Grand Canyon

November 28, 2012 2:27 am
The Grand Canyon is a place of extraordinary beauty. This giant gash in the plateau of northern Arizona drops down almost a mile. Standing on the plateau, you’ll see spectacular rock formations in a variety of colors—orange, purple, red, pink, and green. The colors change as the Sun moves through the sky during the day. There are many breathtaking views of these colorful rocks from trails into the canyon and from overlooks on the rim of the canyon.
THE AMAZING COLORADO RIVER
At the bottom of the canyon, you’ll see a thin, blue ribbon of water. This ribbon is the Colorado River. The Colorado created the Grand Canyon. It probably took the Colorado River about 6 million years to carve the canyon. The Colorado is still at work.
The Colorado has dug valleys and carved beautiful ridges, hills, and other rock formations. It has had help from ice and other forces. As rainwater freezes in cracks in rocks, it expands and pushes the rock apart. Eventually, pieces of rock break off and fall into the canyon.
VISITING THE GRAND CANYON
The Grand Canyon National Park contains an impressive stretch of the canyon. About 4 million people visit the park every year. Most visitors come to the south rim of the Grand Canyon. The south rim is open year-round. The north rim of the canyon is higher and colder than the south rim. The north rim is closed from October to May because of snow.

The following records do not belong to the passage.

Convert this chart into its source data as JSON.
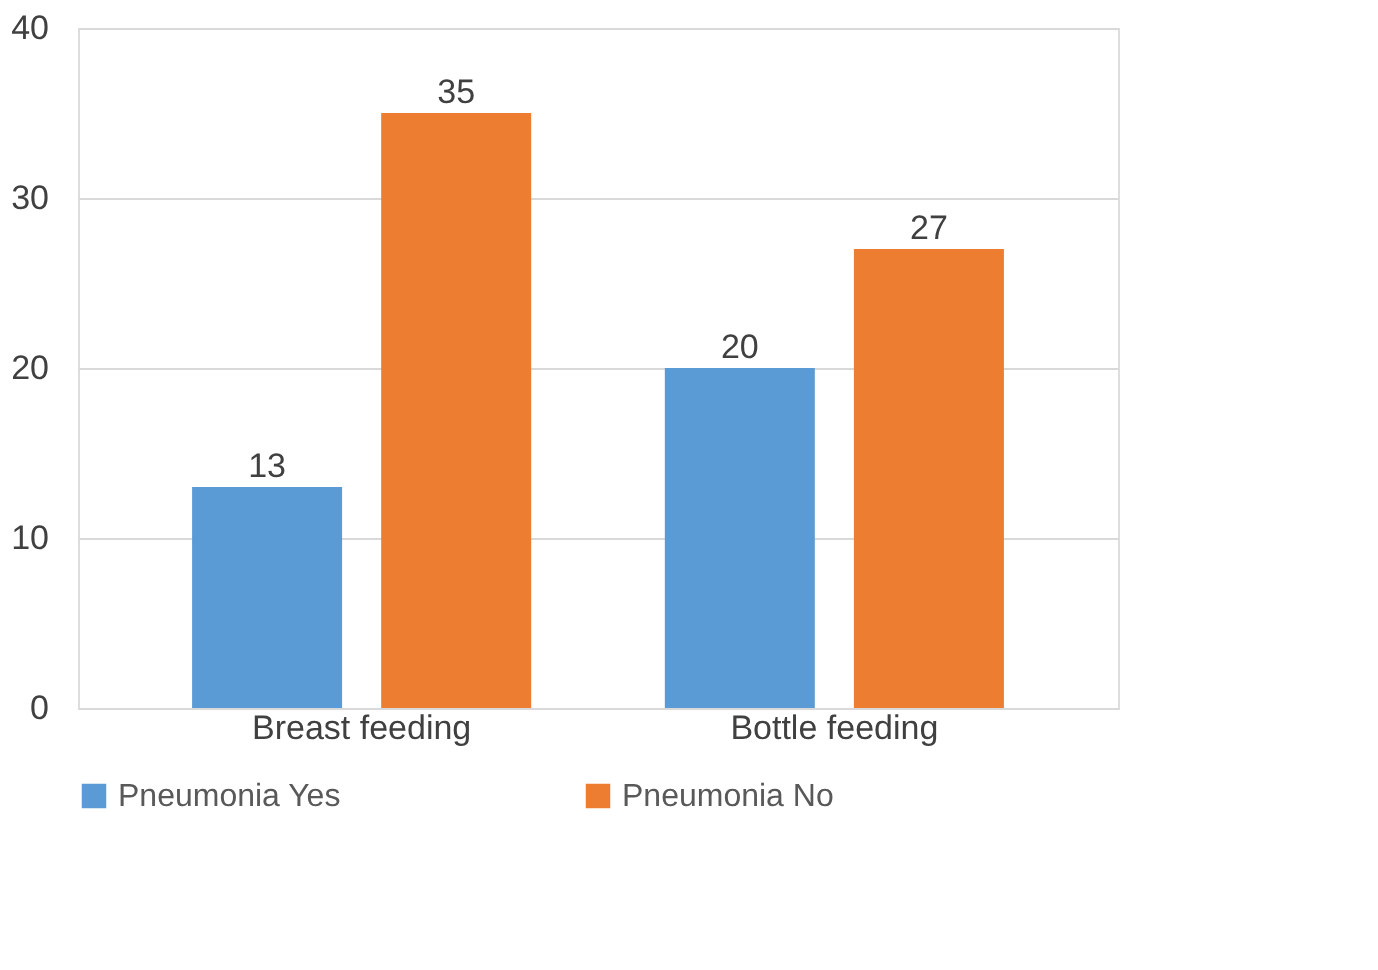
{
  "chart_data": {
    "type": "bar",
    "categories": [
      "Breast feeding",
      "Bottle feeding"
    ],
    "series": [
      {
        "name": "Pneumonia Yes",
        "color": "#5b9bd5",
        "values": [
          13,
          20
        ]
      },
      {
        "name": "Pneumonia No",
        "color": "#ed7d31",
        "values": [
          35,
          27
        ]
      }
    ],
    "ylim": [
      0,
      40
    ],
    "yticks": [
      0,
      10,
      20,
      30,
      40
    ],
    "grid": "y",
    "legend": "bottom",
    "data_labels": true
  }
}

Many people hike from the rim to the bottom of the Grand Canyon and back. From the south rim, it’s a long, difficult hike that takes a day each way. It’s even longer from the north rim. Hikers can camp out or stay overnight at a ranch at the bottom. You can even ride a mule to the bottom of the canyon and back.
Some people travel through the Grand Canyon by raft down the Colorado River. This trip takes several days.

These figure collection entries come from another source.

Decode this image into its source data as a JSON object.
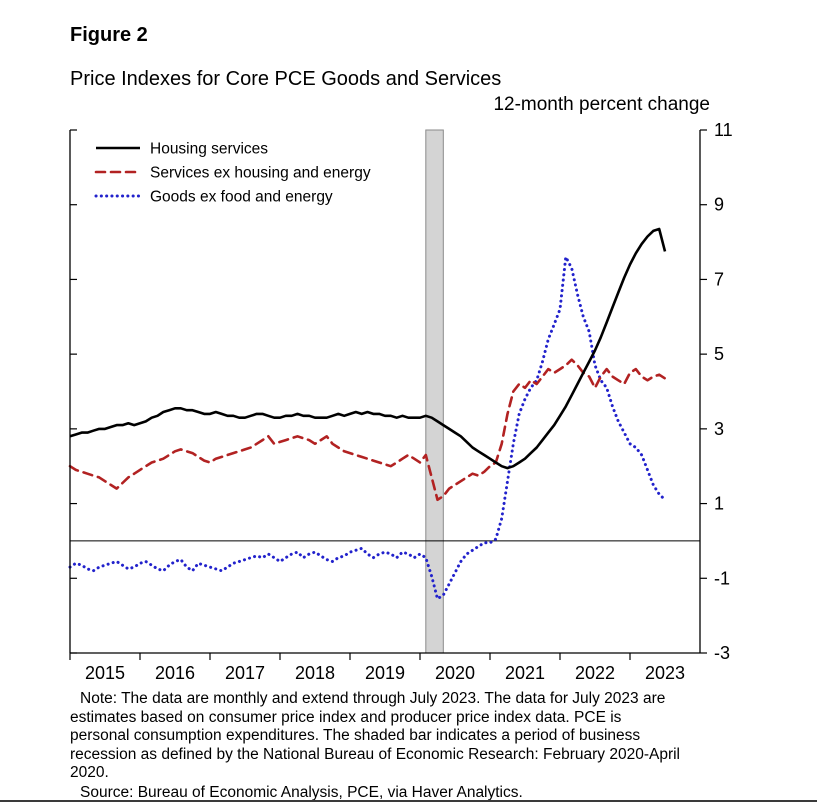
{
  "figure": {
    "label": "Figure 2",
    "title": "Price Indexes for Core PCE Goods and Services",
    "unit_label": "12-month percent change"
  },
  "chart_data": {
    "type": "line",
    "frequency": "monthly",
    "x_start": "2015-01",
    "x_end": "2023-07",
    "x_start_decimal": 2015.0,
    "x_step_years": 0.0833333,
    "x_domain": [
      2015.0,
      2024.0
    ],
    "ylim": [
      -3,
      11
    ],
    "yticks": [
      -3,
      -1,
      1,
      3,
      5,
      7,
      9,
      11
    ],
    "xticks": [
      2015,
      2016,
      2017,
      2018,
      2019,
      2020,
      2021,
      2022,
      2023
    ],
    "zero_line": true,
    "legend_position": "top-left",
    "recession_band": {
      "start": 2020.083,
      "end": 2020.333,
      "label": "February 2020-April 2020",
      "fill": "#d4d4d4"
    },
    "series": [
      {
        "id": "housing-services",
        "name": "Housing services",
        "color": "#000000",
        "style": "solid",
        "values": [
          2.8,
          2.85,
          2.9,
          2.9,
          2.95,
          3.0,
          3.0,
          3.05,
          3.1,
          3.1,
          3.15,
          3.1,
          3.15,
          3.2,
          3.3,
          3.35,
          3.45,
          3.5,
          3.55,
          3.55,
          3.5,
          3.5,
          3.45,
          3.4,
          3.4,
          3.45,
          3.4,
          3.35,
          3.35,
          3.3,
          3.3,
          3.35,
          3.4,
          3.4,
          3.35,
          3.3,
          3.3,
          3.35,
          3.35,
          3.4,
          3.35,
          3.35,
          3.3,
          3.3,
          3.3,
          3.35,
          3.4,
          3.35,
          3.4,
          3.45,
          3.4,
          3.45,
          3.4,
          3.4,
          3.35,
          3.35,
          3.3,
          3.35,
          3.3,
          3.3,
          3.3,
          3.35,
          3.3,
          3.2,
          3.1,
          3.0,
          2.9,
          2.8,
          2.65,
          2.5,
          2.4,
          2.3,
          2.2,
          2.1,
          2.0,
          1.95,
          2.0,
          2.1,
          2.2,
          2.35,
          2.5,
          2.7,
          2.9,
          3.1,
          3.35,
          3.6,
          3.9,
          4.2,
          4.5,
          4.8,
          5.1,
          5.45,
          5.85,
          6.25,
          6.65,
          7.05,
          7.4,
          7.7,
          7.95,
          8.15,
          8.3,
          8.35,
          7.75
        ]
      },
      {
        "id": "services-ex-housing-energy",
        "name": "Services ex housing and energy",
        "color": "#b22222",
        "style": "dashed",
        "values": [
          2.0,
          1.9,
          1.85,
          1.8,
          1.75,
          1.7,
          1.6,
          1.5,
          1.4,
          1.55,
          1.7,
          1.8,
          1.9,
          2.0,
          2.1,
          2.15,
          2.2,
          2.3,
          2.4,
          2.45,
          2.4,
          2.35,
          2.25,
          2.15,
          2.1,
          2.2,
          2.25,
          2.3,
          2.35,
          2.4,
          2.45,
          2.5,
          2.6,
          2.7,
          2.8,
          2.6,
          2.65,
          2.7,
          2.75,
          2.8,
          2.75,
          2.7,
          2.6,
          2.7,
          2.8,
          2.6,
          2.5,
          2.4,
          2.35,
          2.3,
          2.25,
          2.2,
          2.15,
          2.1,
          2.05,
          2.0,
          2.1,
          2.2,
          2.3,
          2.2,
          2.1,
          2.3,
          1.7,
          1.1,
          1.2,
          1.4,
          1.5,
          1.6,
          1.7,
          1.8,
          1.75,
          1.85,
          2.0,
          2.1,
          2.6,
          3.4,
          4.0,
          4.2,
          4.1,
          4.3,
          4.2,
          4.4,
          4.6,
          4.5,
          4.6,
          4.7,
          4.85,
          4.7,
          4.5,
          4.4,
          4.1,
          4.4,
          4.6,
          4.4,
          4.3,
          4.2,
          4.5,
          4.6,
          4.4,
          4.3,
          4.4,
          4.45,
          4.35
        ]
      },
      {
        "id": "goods-ex-food-energy",
        "name": "Goods ex food and energy",
        "color": "#2222cc",
        "style": "dotted",
        "values": [
          -0.7,
          -0.6,
          -0.65,
          -0.75,
          -0.8,
          -0.7,
          -0.65,
          -0.6,
          -0.55,
          -0.65,
          -0.75,
          -0.7,
          -0.6,
          -0.55,
          -0.65,
          -0.75,
          -0.8,
          -0.65,
          -0.55,
          -0.5,
          -0.7,
          -0.8,
          -0.6,
          -0.65,
          -0.7,
          -0.75,
          -0.8,
          -0.7,
          -0.6,
          -0.55,
          -0.5,
          -0.45,
          -0.4,
          -0.45,
          -0.35,
          -0.45,
          -0.55,
          -0.45,
          -0.35,
          -0.3,
          -0.45,
          -0.35,
          -0.3,
          -0.4,
          -0.5,
          -0.55,
          -0.45,
          -0.4,
          -0.3,
          -0.25,
          -0.2,
          -0.35,
          -0.45,
          -0.35,
          -0.3,
          -0.35,
          -0.45,
          -0.3,
          -0.35,
          -0.45,
          -0.35,
          -0.45,
          -0.95,
          -1.55,
          -1.45,
          -1.15,
          -0.85,
          -0.55,
          -0.35,
          -0.25,
          -0.15,
          -0.05,
          -0.05,
          0.05,
          0.6,
          1.6,
          2.6,
          3.4,
          3.8,
          4.1,
          4.3,
          4.8,
          5.4,
          5.8,
          6.2,
          7.6,
          7.3,
          6.6,
          6.0,
          5.6,
          4.7,
          4.3,
          4.1,
          3.6,
          3.2,
          2.9,
          2.6,
          2.5,
          2.3,
          1.9,
          1.5,
          1.25,
          1.1
        ]
      }
    ]
  },
  "notes": {
    "note": "Note: The data are monthly and extend through July 2023. The data for July 2023 are estimates based on consumer price index and producer price index data. PCE is personal consumption expenditures. The shaded bar indicates a period of business recession as defined by the National Bureau of Economic Research: February 2020-April 2020.",
    "source": "Source: Bureau of Economic Analysis, PCE, via Haver Analytics."
  }
}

Many kinds of animals live in the Grand Canyon. You might see a coyote or bobcat prowling on a distant ledge, lizards sunning themselves on nearby rocks, or mountain bluebirds flitting through the air. You will certainly see squirrels. In addition, close to 2,500 kinds of plants grow in the canyon.
HISTORY
Native Americans have lived in the Grand Canyon for thousands of years. Ancient cliff dwellings are still visible on the canyon walls. The Havasupai Indian Reservation and Hualapai Indian Reservation are located along the Colorado River in the Grand Canyon.

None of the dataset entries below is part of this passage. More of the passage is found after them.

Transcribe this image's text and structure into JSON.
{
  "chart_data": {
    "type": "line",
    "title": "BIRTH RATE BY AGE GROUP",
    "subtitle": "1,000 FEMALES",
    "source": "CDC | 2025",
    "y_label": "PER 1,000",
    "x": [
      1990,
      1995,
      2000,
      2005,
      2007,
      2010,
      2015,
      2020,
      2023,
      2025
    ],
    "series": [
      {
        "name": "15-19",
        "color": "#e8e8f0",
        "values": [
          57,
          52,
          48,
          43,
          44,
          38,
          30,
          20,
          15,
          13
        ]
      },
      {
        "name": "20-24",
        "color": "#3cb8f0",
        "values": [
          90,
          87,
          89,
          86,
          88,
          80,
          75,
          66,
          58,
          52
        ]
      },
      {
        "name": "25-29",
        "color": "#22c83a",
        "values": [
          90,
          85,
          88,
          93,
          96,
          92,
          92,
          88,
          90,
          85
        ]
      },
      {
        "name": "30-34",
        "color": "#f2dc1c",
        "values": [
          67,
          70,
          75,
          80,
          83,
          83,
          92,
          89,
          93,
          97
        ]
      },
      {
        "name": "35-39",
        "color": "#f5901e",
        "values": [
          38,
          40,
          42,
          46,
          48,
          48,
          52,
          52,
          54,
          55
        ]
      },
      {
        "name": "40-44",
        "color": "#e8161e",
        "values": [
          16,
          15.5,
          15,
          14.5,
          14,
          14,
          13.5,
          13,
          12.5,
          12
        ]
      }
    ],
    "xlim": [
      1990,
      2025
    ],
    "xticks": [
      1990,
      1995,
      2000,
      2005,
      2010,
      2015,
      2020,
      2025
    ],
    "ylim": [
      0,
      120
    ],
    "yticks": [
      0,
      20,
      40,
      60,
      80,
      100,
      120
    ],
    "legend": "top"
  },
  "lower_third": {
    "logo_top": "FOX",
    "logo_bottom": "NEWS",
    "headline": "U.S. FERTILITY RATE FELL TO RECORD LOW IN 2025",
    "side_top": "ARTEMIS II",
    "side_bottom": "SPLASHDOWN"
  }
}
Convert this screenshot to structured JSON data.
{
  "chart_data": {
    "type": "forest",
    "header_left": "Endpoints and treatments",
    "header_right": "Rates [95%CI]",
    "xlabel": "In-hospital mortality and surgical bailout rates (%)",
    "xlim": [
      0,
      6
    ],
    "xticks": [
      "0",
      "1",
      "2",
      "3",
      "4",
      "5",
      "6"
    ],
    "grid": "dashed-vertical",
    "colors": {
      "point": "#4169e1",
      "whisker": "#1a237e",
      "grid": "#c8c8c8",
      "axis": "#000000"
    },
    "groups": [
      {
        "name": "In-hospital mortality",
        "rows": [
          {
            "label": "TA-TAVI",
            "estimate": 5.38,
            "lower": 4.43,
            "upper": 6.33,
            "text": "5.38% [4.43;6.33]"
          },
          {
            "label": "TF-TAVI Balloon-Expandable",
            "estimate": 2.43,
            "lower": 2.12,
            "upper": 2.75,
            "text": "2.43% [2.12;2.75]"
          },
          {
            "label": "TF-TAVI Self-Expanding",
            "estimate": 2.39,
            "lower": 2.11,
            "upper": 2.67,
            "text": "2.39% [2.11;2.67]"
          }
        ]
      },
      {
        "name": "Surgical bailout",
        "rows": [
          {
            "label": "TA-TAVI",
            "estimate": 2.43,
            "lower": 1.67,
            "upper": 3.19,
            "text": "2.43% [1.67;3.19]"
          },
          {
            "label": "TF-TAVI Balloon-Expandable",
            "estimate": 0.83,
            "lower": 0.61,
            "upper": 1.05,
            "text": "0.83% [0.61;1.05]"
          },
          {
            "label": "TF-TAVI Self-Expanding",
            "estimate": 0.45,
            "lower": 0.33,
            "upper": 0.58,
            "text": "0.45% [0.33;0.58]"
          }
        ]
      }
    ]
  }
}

Europeans first saw the canyon in 1540. They traveled from Mexico with Spanish explorer Francisco Vásquez de Coronado. Because of its rugged and remote location, The canyon remained largely unexplored for more than 300 years. In 1869, American explorer John Wesley Powell and ten companions made the dangerous journey down the Colorado River in four small wooden boats.
The U.S. Congress established the Grand Canyon National Park in 1919. In 1979, the canyon was named a World Heritage Site.